The researchers wanted to see next if T1D-causing T cells was altered by these microbiome manipulations. They isolated splenic T cells from unmanipulated NOD mice, M-->F recipient mice, and M-->F+Flutamide recipient mice, and transferred to NOD.SCID mice through intravenous injection (Fig. 4D: unmanipulated females – black; M-->F – blue; M-->F+Flutamide – orange). The data show that it took M-->F recipient mice about 5-6 weeks longer to confer 100% cumulative T1D compared to unmanipulated F and M-->F+Flutamide recipients. Therefore, the male-specific microbiome seemed to delay the disease-fate, but did not avoid it completely. These data collectively demonstrate that male-specific microbiome protects from autoimmunity with testosterone as a key mediator. This makes me wonder, however, if testosterone induction alone could delay the onset of T1D without male-specific microbiome. We could use an AR agonist to see if this would alter the microbiome as suggested in Fig. 3D and3G, and, more importantly, if this agonist alone could alter the disease fate of the NOD mice.
Main Points
The take home message of this article is that genetics alone cannot explain the trends in T1D incidences, and studying the gut microbiome can explain sexual dimorphism and environmental influences of T1D. The gut microbiome is implicated to drive hormonal changes that ultimately plays a crucial role in autoimmunity.
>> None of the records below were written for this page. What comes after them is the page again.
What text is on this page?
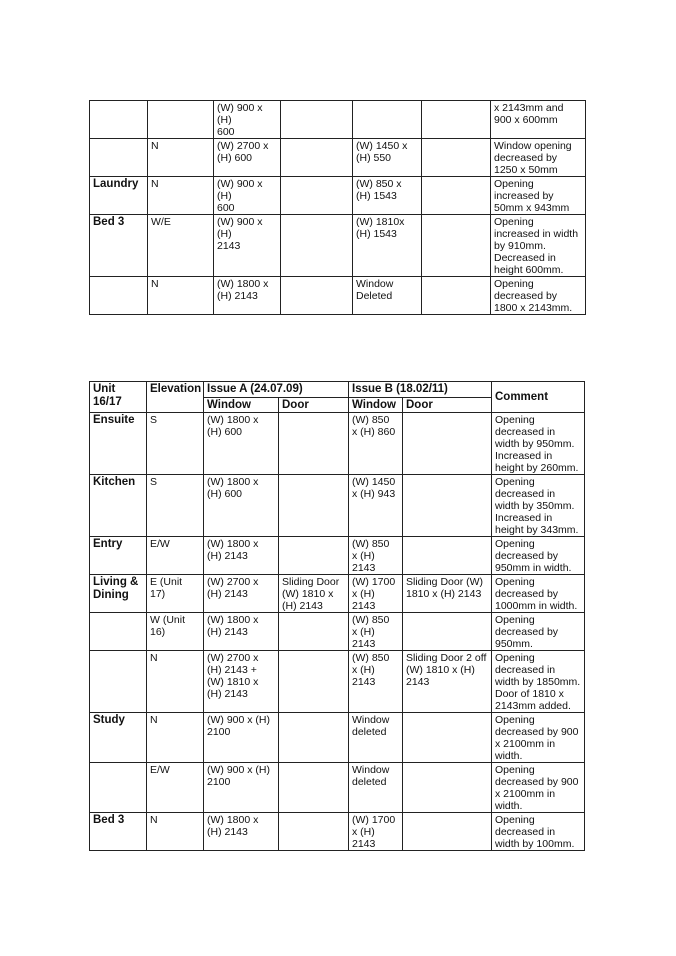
		(W) 900 x (H)
600				x 2143mm and
900 x 600mm
	N	(W) 2700 x
(H) 600		(W) 1450 x
(H) 550		Window opening
decreased by
1250 x 50mm
Laundry	N	(W) 900 x (H)
600		(W) 850 x
(H) 1543		Opening
increased by
50mm x 943mm
Bed 3	W/E	(W) 900 x (H)
2143		(W) 1810x
(H) 1543		Opening
increased in width
by 910mm.
Decreased in
height 600mm.
	N	(W) 1800 x
(H) 2143		Window
Deleted		Opening
decreased by
1800 x 2143mm.
Unit
16/17	Elevation	Issue A (24.07.09)		Issue B (18.02/11)		Comment
		Window	Door	Window	Door	
Ensuite	S	(W) 1800 x
(H) 600		(W) 850
x (H) 860		Opening
decreased in
width by 950mm.
Increased in
height by 260mm.
Kitchen	S	(W) 1800 x
(H) 600		(W) 1450
x (H) 943		Opening
decreased in
width by 350mm.
Increased in
height by 343mm.
Entry	E/W	(W) 1800 x
(H) 2143		(W) 850
x (H)
2143		Opening
decreased by
950mm in width.
Living &
Dining	E (Unit
17)	(W) 2700 x
(H) 2143	Sliding Door
(W) 1810 x
(H) 2143	(W) 1700
x (H)
2143	Sliding Door (W)
1810 x (H) 2143	Opening
decreased by
1000mm in width.
	W (Unit
16)	(W) 1800 x
(H) 2143		(W) 850
x (H)
2143		Opening
decreased by
950mm.
	N	(W) 2700 x
(H) 2143 +
(W) 1810 x
(H) 2143		(W) 850
x (H)
2143	Sliding Door 2 off
(W) 1810 x (H)
2143	Opening
decreased in
width by 1850mm.
Door of 1810 x
2143mm added.
Study	N	(W) 900 x (H)
2100		Window
deleted		Opening
decreased by 900
x 2100mm in
width.
	E/W	(W) 900 x (H)
2100		Window
deleted		Opening
decreased by 900
x 2100mm in
width.
Bed 3	N	(W) 1800 x
(H) 2143		(W) 1700
x (H)
2143		Opening
decreased in
width by 100mm.
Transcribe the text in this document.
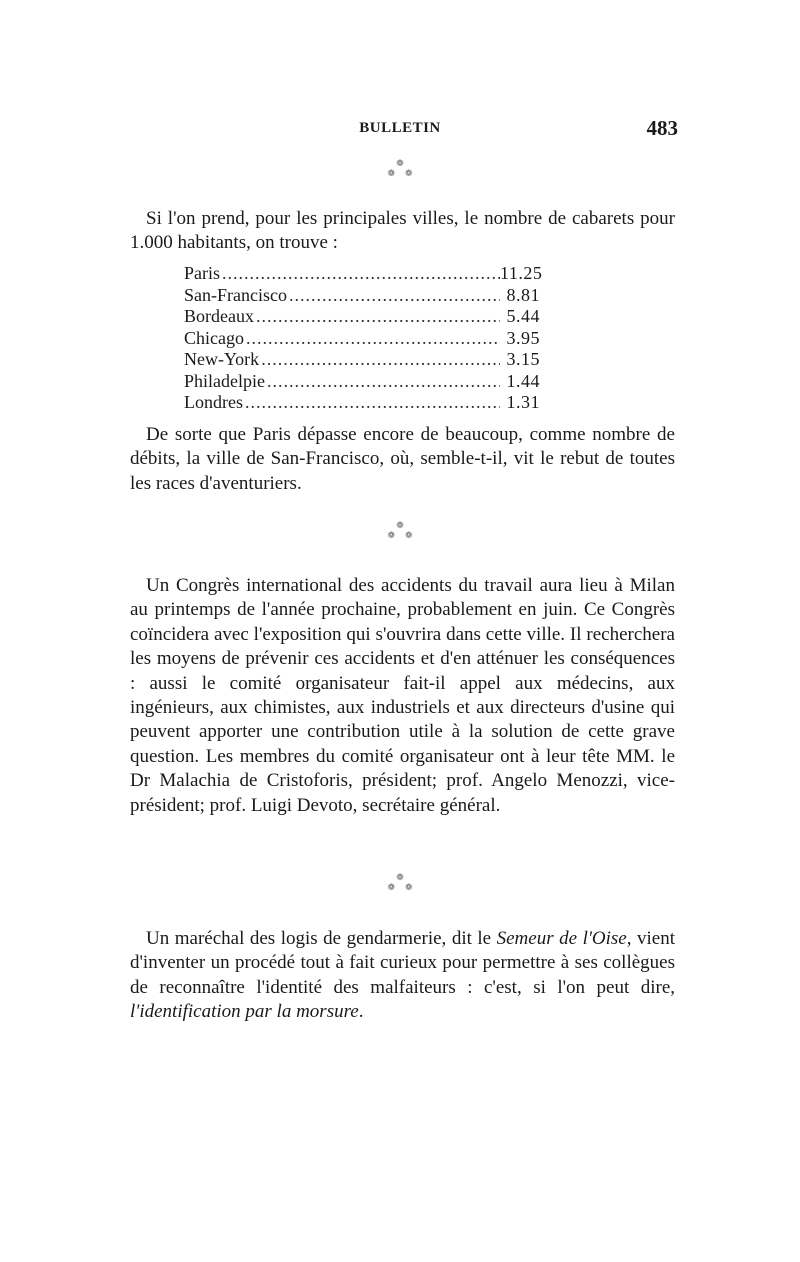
BULLETIN	483
❁
❁❁

Si l'on prend, pour les principales villes, le nombre de cabarets pour 1.000 habitants, on trouve :

Paris .....	11.25
San-Francisco .....	8.81
Bordeaux .....	5.44
Chicago .....	3.95
New-York .....	3.15
Philadelpie .....	1.44
Londres .....	1.31

De sorte que Paris dépasse encore de beaucoup, comme nombre de débits, la ville de San-Francisco, où, semble-t-il, vit le rebut de toutes les races d'aventuriers.

❁
❁❁

Un Congrès international des accidents du travail aura lieu à Milan au printemps de l'année prochaine, probablement en juin. Ce Congrès coïncidera avec l'exposition qui s'ouvrira dans cette ville. Il recherchera les moyens de prévenir ces accidents et d'en atténuer les conséquences : aussi le comité organisateur fait-il appel aux médecins, aux ingénieurs, aux chimistes, aux industriels et aux directeurs d'usine qui peuvent apporter une contribution utile à la solution de cette grave question. Les membres du comité organisateur ont à leur tête MM. le Dr Malachia de Cristoforis, président; prof. Angelo Menozzi, vice-président; prof. Luigi Devoto, secrétaire général.

❁
❁❁

Un maréchal des logis de gendarmerie, dit le Semeur de l'Oise, vient d'inventer un procédé tout à fait curieux pour permettre à ses collègues de reconnaître l'identité des malfaiteurs : c'est, si l'on peut dire, l'identification par la morsure.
Thus far the data is correlational, and I am not completely convinced that the microbiome plays such a huge role in autoimmunity; however, the data showing differences in bacterial composition mostly based on sex differences is amazing to reconcile. Regardless, it would be interesting to see if normal mice can regulate their hormone levels in GF conditions, or if this phenomenon is unique to NOD mice. I would also want to see the effects of testosterone alone, since it is the “key mediator” in autoimmune protection. In general, I think the title is an overstatement and a strong claim to make. Furthermore, I am very surprised that the researchers did not characterize the T1D-causing T cells to note any phenotypic changes. I would like to have seen flow cytometry, western blots, or qPCR, just to see if there was upregulation of co-stimulatory molecules or any notable variations of the T cells between the 3 groups they used in Figure 4. I would not expect there to be T cells differences in which the majority of the variance could be explained by sex differences. T cell phenotype differences pre- and post-gavage would be nice to see too, and perhaps a functional assay to show if T cells are responding differently to self-antigen as a result of changes in microbiome or changes in hormones. I suspect that T1D is marked by Type 2 differentiation of T cells since T1D is characterized by autoantibodies against insulin. With microbiome transplantation, the foreign microbiota could induce Type 1 differentiation of T cells which would suppress antibody production to a certain extent and would at least partially explain the delay in T1D for M-->F recipients, and would otherwords not necessarily be detected by the IgG quantification in Fig. 2B which they used to check for induction of an immune response upon transplantation. We could explore this simply by analyzing the cytokine profile of the NOD mice (INF-gamma versus IL-4). Overall, though, I think this research was insightful and has opened doors for new questions to be explored and new research to be conducted.